Odadan ikimizde çıkmıştık. Ön yargılı yaklaşmak istemiyordum ama içerideki o göz hareketi buna engel olmuştu. Ben ne yapacağımı düşünürken Aylin hızlıca koridorda ilerlemeye başlamıştı. Nerede çalışacağını biliyor muydu? İstemeye istemeye onu takip etmiştim ancak o futbolcuların antrenman yaptığı yere gelmişti ve yanlarına gidiyordu. Dursun Başkan ile konuşmalarımız aklıma gelince sinirlenmeye başlamıştım. Arkamı dönüp çıkışa ilerledim. Ben bunla rakip olamazdım bu ne böyle? Daha şimdiden bu şekilde futbolculara yanaşırsa 2 ayın sonunda gidecek kişinin ben olduğum aşikardı. Ağlamak istemiyordum ama sinirim çok bozulmuştu elimde değildi...
Çıkış kapısında durmuş göz yaşlarımı siliyordum. Umarım rimelim falan akmamıştır. Telefonun kamerasını açıp kendime baktım ağladığım belli bile olmuyordu. Gülümseyip telefonu geri çantama koydum. Bipolar olabilirdim. Arkamda birisi boğazını temizlemişti. Merakla arkamı döndüm. Niyazi Bey?
Niyazi Yelkencioğlu: "Neden oyuncularımızın yanına gitmedin?"
"Ben ne yapacağımı bilemediğim için-"
Niyazi Yelkencioğlu: "Gitmeye mi karar verdin?"
"Hayır...yani.. evet. Evet gitmeye karar verdim. "
Niyazi Yelkencioğlu: "Aklını karıştıran bir durum mu var?"
Sizce yok mu? Şaka mıydı bunlar!?
"Sadece biraz gerildim ilk izlenimi kötü vermemek adına buraya geldim. Gitmeye karar verdim derken de futbolcuların yanını kastetmiştim. Aksini yapmam yaptırırım." dedim kendimden emin bir şekilde. Niyazi Bey sadece gülümsemek ile yetinmişti.
Niyazi Yelkencioğlu: "O zaman ben size şans dileyip gidiyorum. İyi günler ve iyi çalışmalar."
"Futbolcuların bu durumdan haberi olacak mı?
Niyazi Yelkencioğlu: "Hayır, bu durum sadece sizi ilgilendirdiği için onların bilmesine gerek yok. Tekrardan iyi günler."
Yanımdan geçip gitmesi ile ben de duruşumu dikleştirip az önce geldiğim yere tekrar adımladım. Elimde olmasa da gidecekmiş hissi beni yiyip bitiriyordu.
Gelmiştim, merdivenlerden inip kenarda olan kalabalığa yürüdüm. Allah'ım daha o kız ile mi konuşuyorlardı? Okan hocanın sağ tarafında olan boşluğa geçtim. Birkaç futbolcunun gözü bana kaymıştı ama geri Okan hocaya bakmaya devam ettiler. Okan hoca benden tarafa dönüp başı ile selam verip konuşmasına devam etti. Konuşmasını bitirdiğinde Aylin konuştu.
Aylin: "Gelebildin sonunda. Kaçıp gittiğini düşünmüştüm." dedi hafif gülerek.

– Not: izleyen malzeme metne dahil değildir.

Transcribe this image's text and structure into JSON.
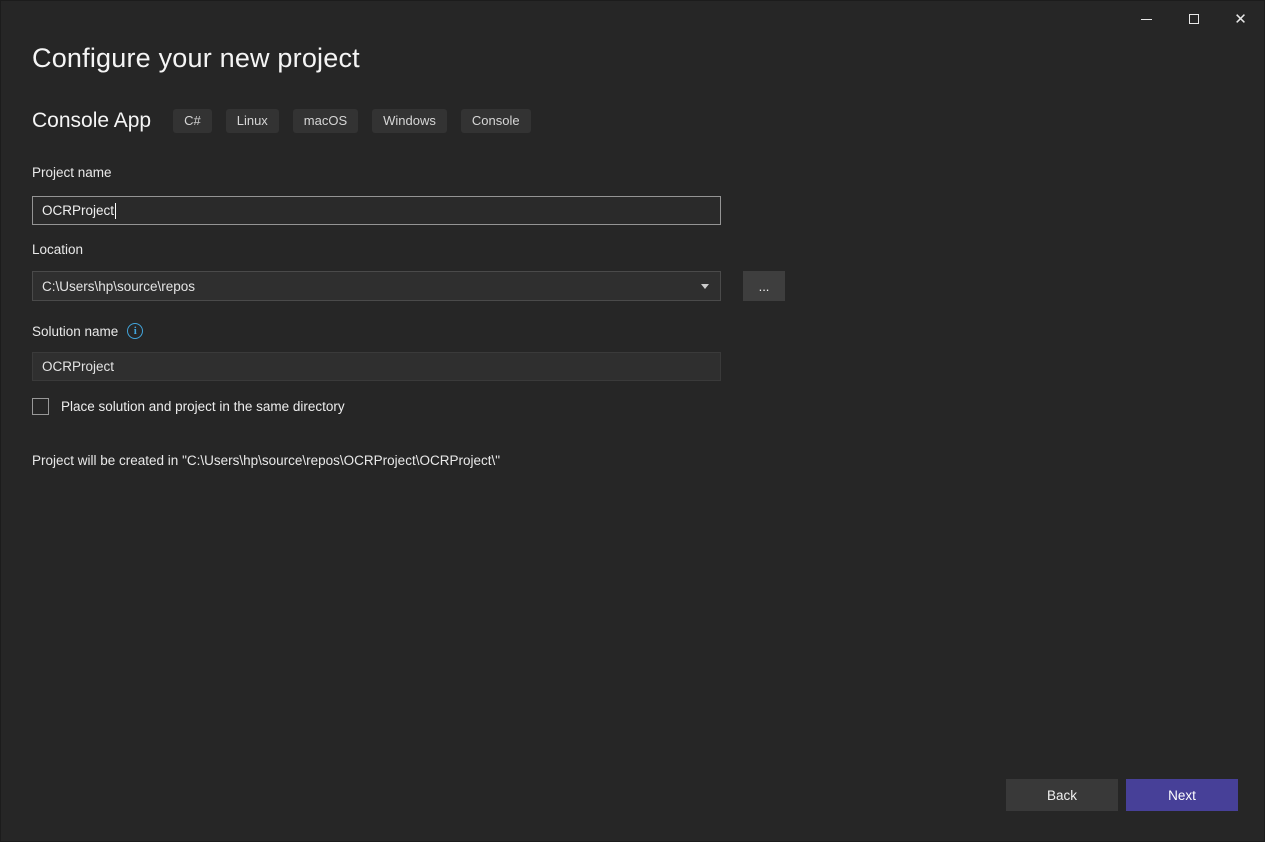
{
  "window": {
    "controls": {
      "minimize": "minimize",
      "maximize": "maximize",
      "close": "✕"
    }
  },
  "header": {
    "title": "Configure your new project"
  },
  "project_type": {
    "name": "Console App",
    "tags": [
      "C#",
      "Linux",
      "macOS",
      "Windows",
      "Console"
    ]
  },
  "form": {
    "project_name": {
      "label": "Project name",
      "value": "OCRProject"
    },
    "location": {
      "label": "Location",
      "value": "C:\\Users\\hp\\source\\repos",
      "browse_label": "..."
    },
    "solution_name": {
      "label": "Solution name",
      "value": "OCRProject",
      "info_glyph": "i"
    },
    "same_directory": {
      "label": "Place solution and project in the same directory",
      "checked": false
    },
    "created_in_text": "Project will be created in \"C:\\Users\\hp\\source\\repos\\OCRProject\\OCRProject\\\""
  },
  "footer": {
    "back_label": "Back",
    "next_label": "Next"
  },
  "colors": {
    "background": "#262626",
    "accent": "#474098",
    "info_icon": "#42a5dc",
    "tag_background": "#333333"
  }
}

Gözler bana dönünce kendimi konuşmak zorunda hissetmiştim. Ama iyi şeyler demeyeceğimi bildiğim için ona cevap vermek yerine susmayı tercih ettim ve kendim hakkımda konuşmaya karar verdim her biri ile göz teması kurmaya çalışarak.
"Merhaba Çağla ben, Okan hocamızın dediği gibi Uzman fizyoterapistim. Ama yanıma sadece sakatlandığınız veya ağrınız olduğu zaman gelmenize gerek yok. Ruhsal olarak iyi hissetmediğiniz zamanda yanıma gelebilirsiniz aynı zamanda psikoloji mezunuyum elimden geldiğince size yardımcı olmak isterim." dedim içten bir şekilde gülümseyip. 2 tercüman vardı biri İngilizce ve diğeri İspanyolca onlarda çeviri yapıyordu. Barış tam sağ tarafımda duruyordu onla göz teması kuramamıştım zaten imkanım olsa da bakamazdı.
Okan hoca boynuna asılı olan düdüğünü ağzına götürüp üfledi. Tiz çıkan ses kulak zarımı patlatmıştı. Refleks olarak sol kulağımı elimle kapamıştım.
Okan Hoca: "Hadi gençler antrenmana devam" birkaç homurdanma olmuştu ama çoğu ilerlemişti. Yanımdaki kıvırcık dışında. Bana baktığını hissediyordum ben de dönüp ona baktım. Ve tamda düşündüğüm gibiydi bana bakıyordu.